As I've made you 'laugh' I'll presume that the tone of your post is more in that of a healthy debate than the rather condescending way in which it first appears?

Perhaps you haven't realised but I'm from the UK, here we aren't under the care of a doctor/physician/obstetrician but a midwife, that's because pregnancy is NOT an illness or a medical condition, it's a normal physiological process that goes right when left to its own devices the majority of the time.

I am not making up my own rules, there are no rules, certainly not where I come from anyway. There are recommendations, advice, best practice and the ever annoying 'policy', but no rules. Every pregnant woman should be given all of the facts and proper scientific advice and allowed to do her own research rather than cajoled into unnecessary procedures.

Vaginal exams on a regular basis are largely unnecessary and here are starting to be reduced. They serve no purpose other than in rare situations, to ascertain a difficult presentation of baby. They don't tell you how far progressed you are, they tell you how dilated you are at any one point and even that fact is open to the interpretation of the examiner. Just because you are 3cm after 5 hours it's no indicator on how long the remainder of labour will be. They also carry a risk of PROM and infection as mentioned before.

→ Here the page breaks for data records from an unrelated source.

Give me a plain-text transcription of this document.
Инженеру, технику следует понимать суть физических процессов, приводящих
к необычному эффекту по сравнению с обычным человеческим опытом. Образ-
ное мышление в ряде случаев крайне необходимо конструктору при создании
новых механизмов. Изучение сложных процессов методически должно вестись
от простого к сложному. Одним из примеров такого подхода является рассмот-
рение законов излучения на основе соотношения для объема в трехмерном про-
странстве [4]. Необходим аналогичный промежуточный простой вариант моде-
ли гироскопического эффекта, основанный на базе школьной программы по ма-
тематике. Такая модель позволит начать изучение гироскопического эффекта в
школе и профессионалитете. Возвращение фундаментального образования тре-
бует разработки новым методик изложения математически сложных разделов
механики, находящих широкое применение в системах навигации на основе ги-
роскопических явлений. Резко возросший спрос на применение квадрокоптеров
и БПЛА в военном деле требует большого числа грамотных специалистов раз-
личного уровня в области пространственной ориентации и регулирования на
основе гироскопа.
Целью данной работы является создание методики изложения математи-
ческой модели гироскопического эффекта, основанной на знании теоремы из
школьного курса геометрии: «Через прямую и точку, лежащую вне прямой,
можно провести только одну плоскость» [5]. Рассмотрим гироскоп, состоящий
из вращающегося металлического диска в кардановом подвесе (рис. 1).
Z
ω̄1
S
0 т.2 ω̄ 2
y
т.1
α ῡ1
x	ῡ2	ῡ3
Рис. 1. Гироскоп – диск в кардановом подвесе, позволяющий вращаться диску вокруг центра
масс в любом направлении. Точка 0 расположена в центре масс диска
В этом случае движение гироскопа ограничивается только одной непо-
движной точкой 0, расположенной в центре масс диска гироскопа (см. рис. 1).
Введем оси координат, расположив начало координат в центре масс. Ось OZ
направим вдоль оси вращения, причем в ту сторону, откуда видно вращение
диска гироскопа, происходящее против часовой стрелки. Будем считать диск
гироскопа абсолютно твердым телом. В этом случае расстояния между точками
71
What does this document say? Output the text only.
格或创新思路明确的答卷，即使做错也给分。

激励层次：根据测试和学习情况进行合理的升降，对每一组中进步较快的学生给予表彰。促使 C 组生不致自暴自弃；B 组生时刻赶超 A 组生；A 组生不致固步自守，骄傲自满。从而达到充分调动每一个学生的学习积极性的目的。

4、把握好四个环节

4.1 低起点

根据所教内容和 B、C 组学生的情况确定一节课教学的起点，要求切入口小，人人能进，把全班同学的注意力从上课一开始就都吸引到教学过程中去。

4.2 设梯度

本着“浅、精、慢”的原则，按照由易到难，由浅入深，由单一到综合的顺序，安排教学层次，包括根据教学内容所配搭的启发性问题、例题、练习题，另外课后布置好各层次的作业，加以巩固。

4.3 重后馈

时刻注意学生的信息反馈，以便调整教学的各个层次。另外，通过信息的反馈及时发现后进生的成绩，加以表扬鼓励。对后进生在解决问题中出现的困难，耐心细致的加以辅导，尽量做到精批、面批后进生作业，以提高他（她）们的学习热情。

If your username alludes to your profession maybe I shouldn't be surprised, but surely then you of all people will realise how quickly medical advise can change and what's normal now might be obsolete in 10 years time. I don't think anyone should be ridiculed for taking time to research and draw their own conclusions , I'm not a sheep and I don't follow others blindly.

The US still uses induction drugs known to cause placental abruption, not that you'd know that unless you took the time to read alternative sources and look at factual evidence on a whole country basis. So should someone who's ob tells them they are going to use it just accept that decision? Birth is probably the biggest and most intimate moment of your life, why would you not want to be actively involved rather than led?